Non dimentichiamoci poi dei veleni “legittimati”, come il tabacco, potentissima pianta sempre dalla famigerata famiglia delle solanacee che con la sua tossina che crea dipendenza, la nicotina, venne introdotta in Europa dalle Americhe. Con lei, anche la cocaina che aveva come obiettivo, fra la metà e fine dell’Ottocento, una ricreazione socialmente accettata. Pensiamo, per esempio, al personaggio creato da Arthur Conan Doyle, Sherlock Holmes, che di nicotina e cocaina era uno strenuo consumatore – con grande contrarietà del buon Watson.
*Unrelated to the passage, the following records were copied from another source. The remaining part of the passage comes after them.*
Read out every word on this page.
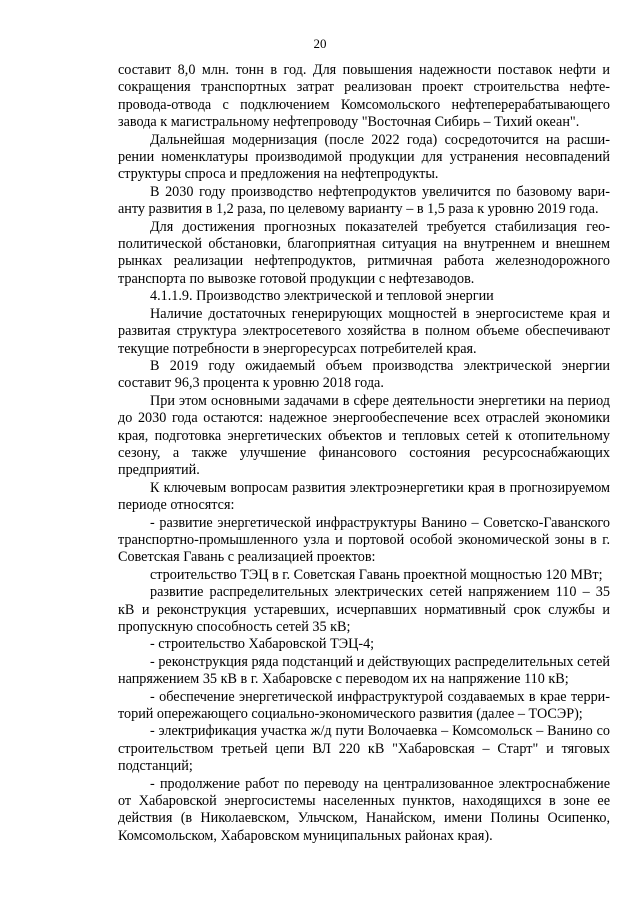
20

составит 8,0 млн. тонн в год. Для повышения надежности поставок нефти и сокращения транспортных затрат реализован проект строительства нефтепровода-отвода с подключением Комсомольского нефтеперерабатывающего завода к магистральному нефтепроводу "Восточная Сибирь – Тихий океан".

Дальнейшая модернизация (после 2022 года) сосредоточится на расширении номенклатуры производимой продукции для устранения несовпадений структуры спроса и предложения на нефтепродукты.

В 2030 году производство нефтепродуктов увеличится по базовому варианту развития в 1,2 раза, по целевому варианту – в 1,5 раза к уровню 2019 года.

Для достижения прогнозных показателей требуется стабилизация геополитической обстановки, благоприятная ситуация на внутреннем и внешнем рынках реализации нефтепродуктов, ритмичная работа железнодорожного транспорта по вывозке готовой продукции с нефтезаводов.

4.1.1.9. Производство электрической и тепловой энергии

Наличие достаточных генерирующих мощностей в энергосистеме края и развитая структура электросетевого хозяйства в полном объеме обеспечивают текущие потребности в энергоресурсах потребителей края.

В 2019 году ожидаемый объем производства электрической энергии составит 96,3 процента к уровню 2018 года.

При этом основными задачами в сфере деятельности энергетики на период до 2030 года остаются: надежное энергообеспечение всех отраслей экономики края, подготовка энергетических объектов и тепловых сетей к отопительному сезону, а также улучшение финансового состояния ресурсоснабжающих предприятий.

К ключевым вопросам развития электроэнергетики края в прогнозируемом периоде относятся:

- развитие энергетической инфраструктуры Ванино – Советско-Гаванского транспортно-промышленного узла и портовой особой экономической зоны в г. Советская Гавань с реализацией проектов:

строительство ТЭЦ в г. Советская Гавань проектной мощностью 120 МВт;

развитие распределительных электрических сетей напряжением 110 – 35 кВ и реконструкция устаревших, исчерпавших нормативный срок службы и пропускную способность сетей 35 кВ;

- строительство Хабаровской ТЭЦ-4;

- реконструкция ряда подстанций и действующих распределительных сетей напряжением 35 кВ в г. Хабаровске с переводом их на напряжение 110 кВ;

- обеспечение энергетической инфраструктурой создаваемых в крае территорий опережающего социально-экономического развития (далее – ТОСЭР);

- электрификация участка ж/д пути Волочаевка – Комсомольск – Ванино со строительством третьей цепи ВЛ 220 кВ "Хабаровская – Старт" и тяговых подстанций;

- продолжение работ по переводу на централизованное электроснабжение от Хабаровской энергосистемы населенных пунктов, находящихся в зоне ее действия (в Николаевском, Ульчском, Нанайском, имени Полины Осипенко, Комсомольском, Хабаровском муниципальных районах края).
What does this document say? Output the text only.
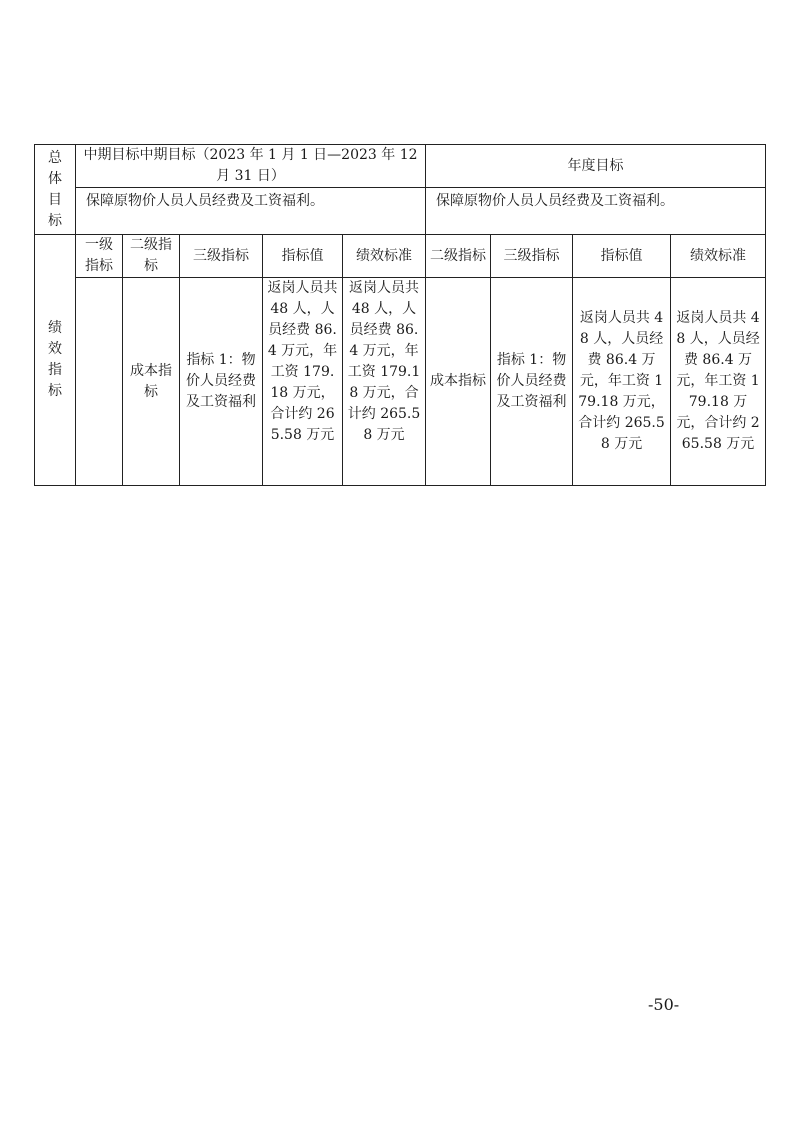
总
体
目
标	中期目标中期目标（2023 年 1 月 1 日—2023 年 12 月 31 日）					年度目标			
	保障原物价人员人员经费及工资福利。					保障原物价人员人员经费及工资福利。			

绩
效
指
标	一级指标	二级指标	三级指标	指标值	绩效标准	二级指标	三级指标	指标值	绩效标准
		成本指标	指标 1：物价人员经费及工资福利	返岗人员共 48 人，人员经费 86.4 万元，年工资 179.18 万元，合计约 265.58 万元	返岗人员共 48 人，人员经费 86.4 万元，年工资 179.18 万元，合计约 265.58 万元	成本指标	指标 1：物价人员经费及工资福利	返岗人员共 48 人，人员经费 86.4 万元，年工资 179.18 万元，合计约 265.58 万元	返岗人员共 48 人，人员经费 86.4 万元，年工资 179.18 万元，合计约 265.58 万元
-50-
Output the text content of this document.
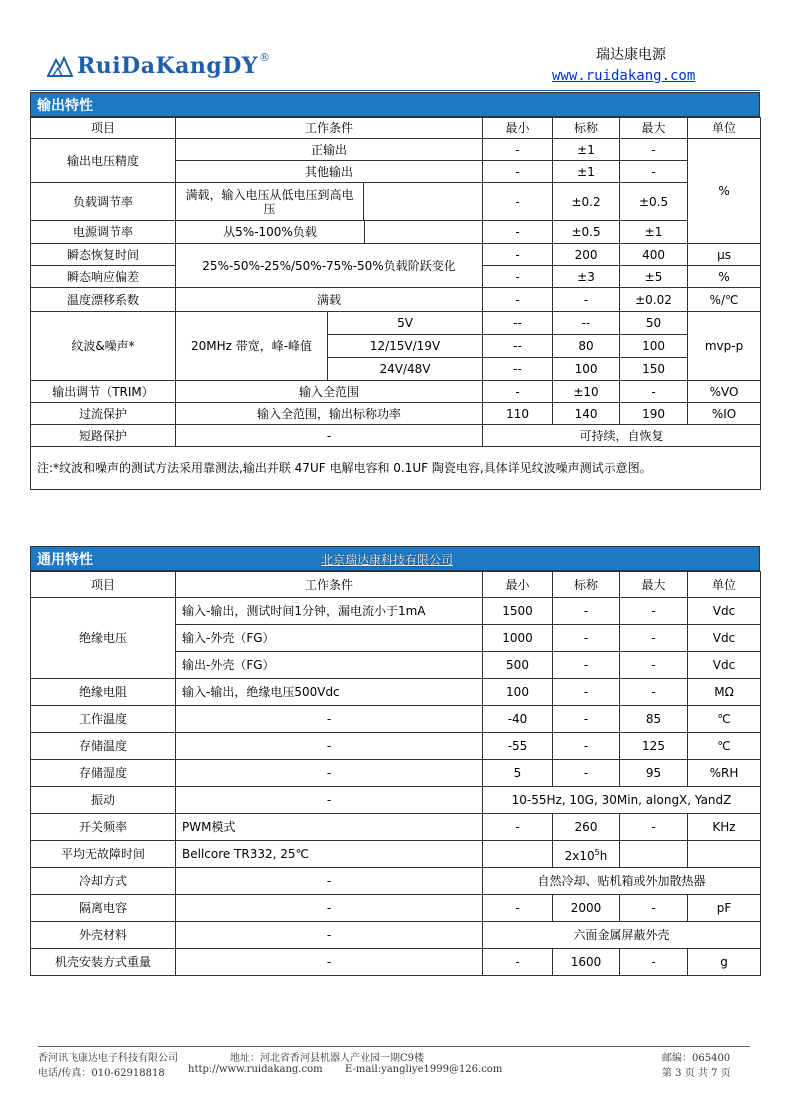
RuiDaKangDY ®	瑞达康电源
www.ruidakang.com
输出特性
项目	工作条件		最小	标称	最大	单位
输出电压精度	正输出		-	±1	-	%
	其他输出		-	±1	-	
负载调节率	满载，输入电压从低电压到高电压		-	±0.2	±0.5	
电源调节率	从5%-100%负载		-	±0.5	±1	
瞬态恢复时间	25%-50%-25%/50%-75%-50%负载阶跃变化		-	200	400	μs
瞬态响应偏差			-	±3	±5	%
温度漂移系数	满载		-	-	±0.02	%/℃
纹波&噪声*	20MHz 带宽，峰-峰值	5V	--	--	50	mvp-p
		12/15V/19V	--	80	100	
		24V/48V	--	100	150	
输出调节（TRIM）	输入全范围		-	±10	-	%VO
过流保护	输入全范围，输出标称功率		110	140	190	%IO
短路保护	-		可持续，自恢复			
注:*纹波和噪声的测试方法采用靠测法,输出并联 47UF 电解电容和 0.1UF 陶瓷电容,具体详见纹波噪声测试示意图。						
通用特性	北京瑞达康科技有限公司
项目	工作条件	最小	标称	最大	单位
绝缘电压	输入-输出，测试时间1分钟，漏电流小于1mA	1500	-	-	Vdc
	输入-外壳（FG）	1000	-	-	Vdc
	输出-外壳（FG）	500	-	-	Vdc
绝缘电阻	输入-输出，绝缘电压500Vdc	100	-	-	MΩ
工作温度	-	-40	-	85	℃
存储温度	-	-55	-	125	℃
存储湿度	-	5	-	95	%RH
振动	-	10-55Hz, 10G, 30Min, alongX, YandZ			
开关频率	PWM模式	-	260	-	KHz
平均无故障时间	Bellcore TR332, 25℃		$2x10^5h$		
冷却方式	-	自然冷却、贴机箱或外加散热器			
隔离电容	-	-	2000	-	pF
外壳材料	-	六面金属屏蔽外壳			
机壳安装方式重量	-	-	1600	-	g
香河讯飞康达电子科技有限公司	地址：河北省香河县机器人产业园一期C9楼	邮编：065400
电话/传真：010-62918818 http://www.ruidakang.com E-mail:yangliye1999@126.com	第 3 页 共 7 页
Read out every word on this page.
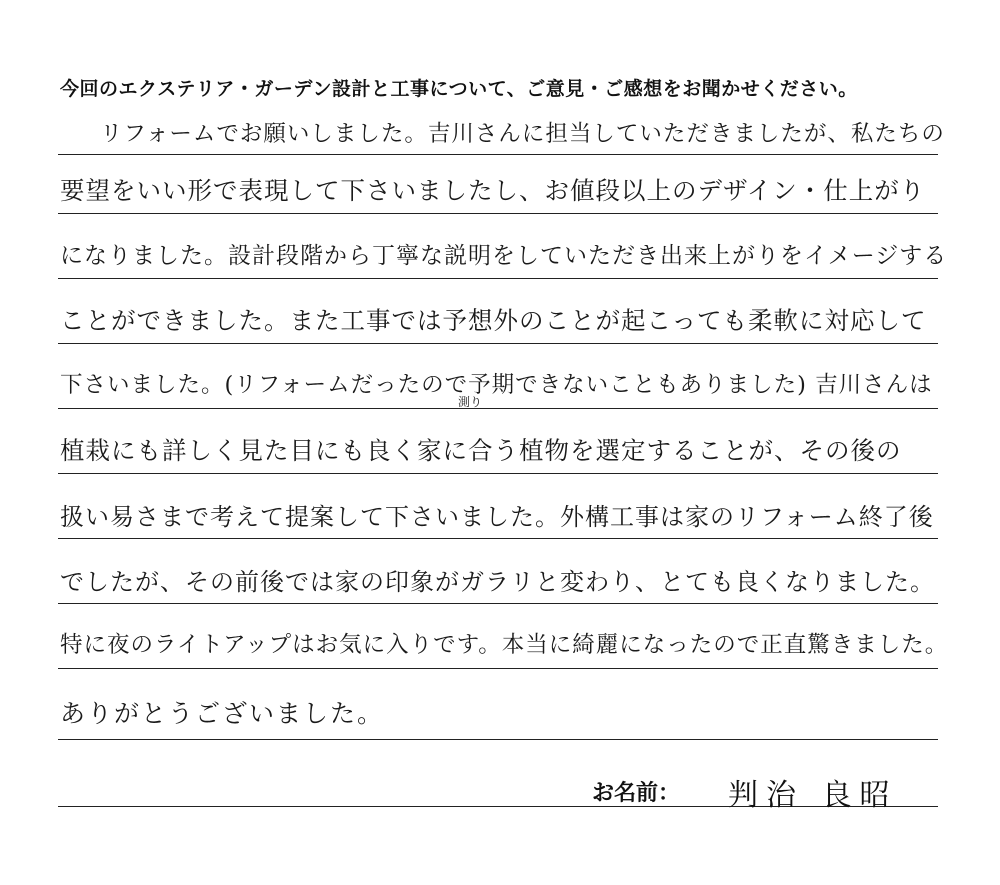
今回のエクステリア・ガーデン設計と工事について、ご意見・ご感想をお聞かせください。
リフォームでお願いしました。吉川さんに担当していただきましたが、私たちの
要望をいい形で表現して下さいましたし、お値段以上のデザイン・仕上がり
になりました。設計段階から丁寧な説明をしていただき出来上がりをイメージする
ことができました。また工事では予想外のことが起こっても柔軟に対応して
下さいました。(リフォームだったので予期できないこともありました) 吉川さんは
測り
植栽にも詳しく見た目にも良く家に合う植物を選定することが、その後の
扱い易さまで考えて提案して下さいました。外構工事は家のリフォーム終了後
でしたが、その前後では家の印象がガラリと変わり、とても良くなりました。
特に夜のライトアップはお気に入りです。本当に綺麗になったので正直驚きました。
ありがとうございました。
お名前： 判治 良昭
Nelle prime pagine di Il segno dei quattro, uno dei quattro romanzi che vedono protagonista Holmes, l’uso delle cocaina viene raccontato così: “Temo che, fisicamente parlando, l’influenza della cocaina sia dannosa. Ma io la trovo uno stimolo chiarificatore dell’intelletto tanto forte che, a mio avviso, i suoi effetti collaterali sono del tutto trascurabili”. Ed è sempre in questo romanzo che Doyle usa di nuovo il veleno come potente arma letale per uccidere uno dei due gemelli Sholto: una spina intinta nella stricnina e sparata da una cerbottana decreta la morte, con il sorriso sul volto, del timido Bartolomeo.